From the official docs it says to use something like below format with Az CLI.
az aks update \
--resource-group myResourceGroup \
--name myAKSCluster \
--api-server-authorized-ip-ranges 73.140.245.0/24
But it doesn’t tell you how to append the IP to the range, instead you need to supply a comma separated value of public IP addresses.
Challenge ☁️
Well, this is can be done by using Az CLI with PowerShell or Bash and parsing output then generating a comma separated string and passing it back to Az CLI 😞
Solution ⚡
Often, when I am hit with such limitations with cmdlets or Az CLI making life hard. I go back to using simply the 2 cmdlets provided by Az.Resources module.
Behold mighty!
- Get-AzResource - Gets the Az resource
- Set-AzResource - Modifies the Az resource
I ended up doing the below and creating a utility function out of it.
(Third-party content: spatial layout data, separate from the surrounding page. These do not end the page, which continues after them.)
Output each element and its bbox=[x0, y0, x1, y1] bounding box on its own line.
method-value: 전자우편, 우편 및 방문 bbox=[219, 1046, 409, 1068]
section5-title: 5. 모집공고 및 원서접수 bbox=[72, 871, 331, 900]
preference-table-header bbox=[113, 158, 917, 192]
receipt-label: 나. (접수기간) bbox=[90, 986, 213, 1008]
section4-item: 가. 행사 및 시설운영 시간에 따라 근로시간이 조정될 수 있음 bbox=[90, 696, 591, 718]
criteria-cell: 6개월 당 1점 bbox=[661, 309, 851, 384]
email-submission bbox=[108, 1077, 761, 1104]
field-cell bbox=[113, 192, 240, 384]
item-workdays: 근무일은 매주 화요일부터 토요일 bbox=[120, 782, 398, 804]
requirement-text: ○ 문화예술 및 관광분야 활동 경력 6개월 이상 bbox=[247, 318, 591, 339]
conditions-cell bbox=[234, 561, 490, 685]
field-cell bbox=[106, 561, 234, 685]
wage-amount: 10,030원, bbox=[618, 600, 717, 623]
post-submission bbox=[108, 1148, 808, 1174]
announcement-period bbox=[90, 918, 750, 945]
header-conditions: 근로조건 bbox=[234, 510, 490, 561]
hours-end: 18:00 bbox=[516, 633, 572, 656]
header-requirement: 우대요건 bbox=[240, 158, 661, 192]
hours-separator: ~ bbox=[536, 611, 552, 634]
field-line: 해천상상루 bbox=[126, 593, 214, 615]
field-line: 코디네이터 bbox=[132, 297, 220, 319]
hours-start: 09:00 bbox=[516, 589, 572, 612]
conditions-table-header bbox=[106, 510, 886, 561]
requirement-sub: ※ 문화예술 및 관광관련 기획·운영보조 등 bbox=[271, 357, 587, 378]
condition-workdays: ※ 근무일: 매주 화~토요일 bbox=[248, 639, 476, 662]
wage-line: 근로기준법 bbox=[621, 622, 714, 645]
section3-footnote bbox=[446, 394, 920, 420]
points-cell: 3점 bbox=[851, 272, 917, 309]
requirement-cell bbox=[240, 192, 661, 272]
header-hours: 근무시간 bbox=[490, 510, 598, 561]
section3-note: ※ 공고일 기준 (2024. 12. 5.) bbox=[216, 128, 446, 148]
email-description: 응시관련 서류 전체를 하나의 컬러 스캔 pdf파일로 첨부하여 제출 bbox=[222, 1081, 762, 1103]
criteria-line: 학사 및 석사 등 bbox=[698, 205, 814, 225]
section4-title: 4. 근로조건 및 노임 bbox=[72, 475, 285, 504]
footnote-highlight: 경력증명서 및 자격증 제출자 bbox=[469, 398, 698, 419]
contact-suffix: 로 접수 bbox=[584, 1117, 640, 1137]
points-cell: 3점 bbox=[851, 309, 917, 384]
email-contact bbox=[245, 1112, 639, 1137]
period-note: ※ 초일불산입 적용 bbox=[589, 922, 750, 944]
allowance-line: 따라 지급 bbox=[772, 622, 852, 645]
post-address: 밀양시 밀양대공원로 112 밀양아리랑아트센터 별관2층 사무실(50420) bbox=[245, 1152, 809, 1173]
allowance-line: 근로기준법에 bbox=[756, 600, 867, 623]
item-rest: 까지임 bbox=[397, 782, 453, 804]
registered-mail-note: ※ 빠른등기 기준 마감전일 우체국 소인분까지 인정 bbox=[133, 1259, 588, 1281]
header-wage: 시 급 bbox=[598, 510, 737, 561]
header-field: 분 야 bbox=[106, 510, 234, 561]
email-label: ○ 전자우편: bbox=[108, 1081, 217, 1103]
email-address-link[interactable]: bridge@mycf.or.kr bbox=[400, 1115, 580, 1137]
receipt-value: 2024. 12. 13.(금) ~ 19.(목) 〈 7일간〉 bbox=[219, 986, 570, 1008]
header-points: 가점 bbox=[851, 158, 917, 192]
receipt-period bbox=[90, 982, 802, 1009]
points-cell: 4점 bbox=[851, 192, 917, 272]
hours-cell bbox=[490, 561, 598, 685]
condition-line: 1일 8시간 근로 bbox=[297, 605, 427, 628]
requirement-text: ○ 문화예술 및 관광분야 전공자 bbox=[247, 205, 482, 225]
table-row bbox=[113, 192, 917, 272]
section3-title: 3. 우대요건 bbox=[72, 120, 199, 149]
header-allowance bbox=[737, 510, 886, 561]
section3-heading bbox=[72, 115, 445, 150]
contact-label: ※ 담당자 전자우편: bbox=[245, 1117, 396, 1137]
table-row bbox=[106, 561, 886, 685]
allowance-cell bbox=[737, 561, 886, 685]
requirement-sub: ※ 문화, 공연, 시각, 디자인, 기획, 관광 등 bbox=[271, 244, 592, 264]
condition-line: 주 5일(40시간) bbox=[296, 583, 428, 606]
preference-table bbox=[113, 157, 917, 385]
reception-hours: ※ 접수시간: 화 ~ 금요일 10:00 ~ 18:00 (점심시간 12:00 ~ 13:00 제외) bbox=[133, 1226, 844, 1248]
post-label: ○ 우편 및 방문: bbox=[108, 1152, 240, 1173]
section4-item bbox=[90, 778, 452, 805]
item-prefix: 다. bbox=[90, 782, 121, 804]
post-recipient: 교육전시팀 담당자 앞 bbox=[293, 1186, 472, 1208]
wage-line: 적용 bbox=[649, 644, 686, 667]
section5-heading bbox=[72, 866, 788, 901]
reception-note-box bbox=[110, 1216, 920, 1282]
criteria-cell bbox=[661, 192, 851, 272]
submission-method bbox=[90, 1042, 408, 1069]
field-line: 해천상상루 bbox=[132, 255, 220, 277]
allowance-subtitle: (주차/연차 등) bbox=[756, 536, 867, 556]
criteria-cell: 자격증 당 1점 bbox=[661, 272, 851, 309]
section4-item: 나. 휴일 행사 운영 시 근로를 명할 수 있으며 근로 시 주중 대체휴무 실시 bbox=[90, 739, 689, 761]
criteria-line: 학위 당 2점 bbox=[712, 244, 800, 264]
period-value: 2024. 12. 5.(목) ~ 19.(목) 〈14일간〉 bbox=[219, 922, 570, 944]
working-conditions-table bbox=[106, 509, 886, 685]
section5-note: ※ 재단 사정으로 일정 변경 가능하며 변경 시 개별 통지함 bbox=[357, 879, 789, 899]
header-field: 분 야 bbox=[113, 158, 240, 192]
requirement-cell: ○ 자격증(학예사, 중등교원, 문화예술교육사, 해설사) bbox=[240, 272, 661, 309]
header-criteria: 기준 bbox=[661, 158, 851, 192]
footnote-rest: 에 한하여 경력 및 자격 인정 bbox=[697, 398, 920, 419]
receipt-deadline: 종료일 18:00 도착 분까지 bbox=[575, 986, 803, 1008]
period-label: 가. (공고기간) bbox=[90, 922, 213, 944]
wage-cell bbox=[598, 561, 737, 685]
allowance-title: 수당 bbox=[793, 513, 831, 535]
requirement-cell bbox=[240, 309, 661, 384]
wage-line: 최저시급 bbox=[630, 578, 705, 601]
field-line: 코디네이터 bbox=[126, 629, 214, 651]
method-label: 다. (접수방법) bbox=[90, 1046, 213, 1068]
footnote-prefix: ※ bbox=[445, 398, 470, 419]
First, get the AKS Cluster resource. Make sure to specify the -ExpandProperties switch to get back full fledged resource otherwise it returns a shallow instance.
$ResourceGroup = "test-aks-rg"
$Name = "aksCluster001"
$IP = "110.91.234.43"
$AksCluster = Get-AzResource -ResourceGroupName $ResourceGroup -Name $Name -ExpandProperties -ErrorAction Stop
Once you have the resource, walk-through the properties and append the IP (+= operator in PowerShell) to the local copy of the resource.
$orgClusterInfo.Properties.apiServerAccessProfile.authorizedIpRanges += $Ip
Finally, perform a Set operation by piping the modified local resource copy to Set-AzResource cmdlet.
$orgClusterInfo | Set-AzResource -ErrorAction Stop
Takeaway 🔥
Even, when there are certain utility functions not available in the Az PowerShell module. We can rely on the `-Resource* cmdlets to work our way through.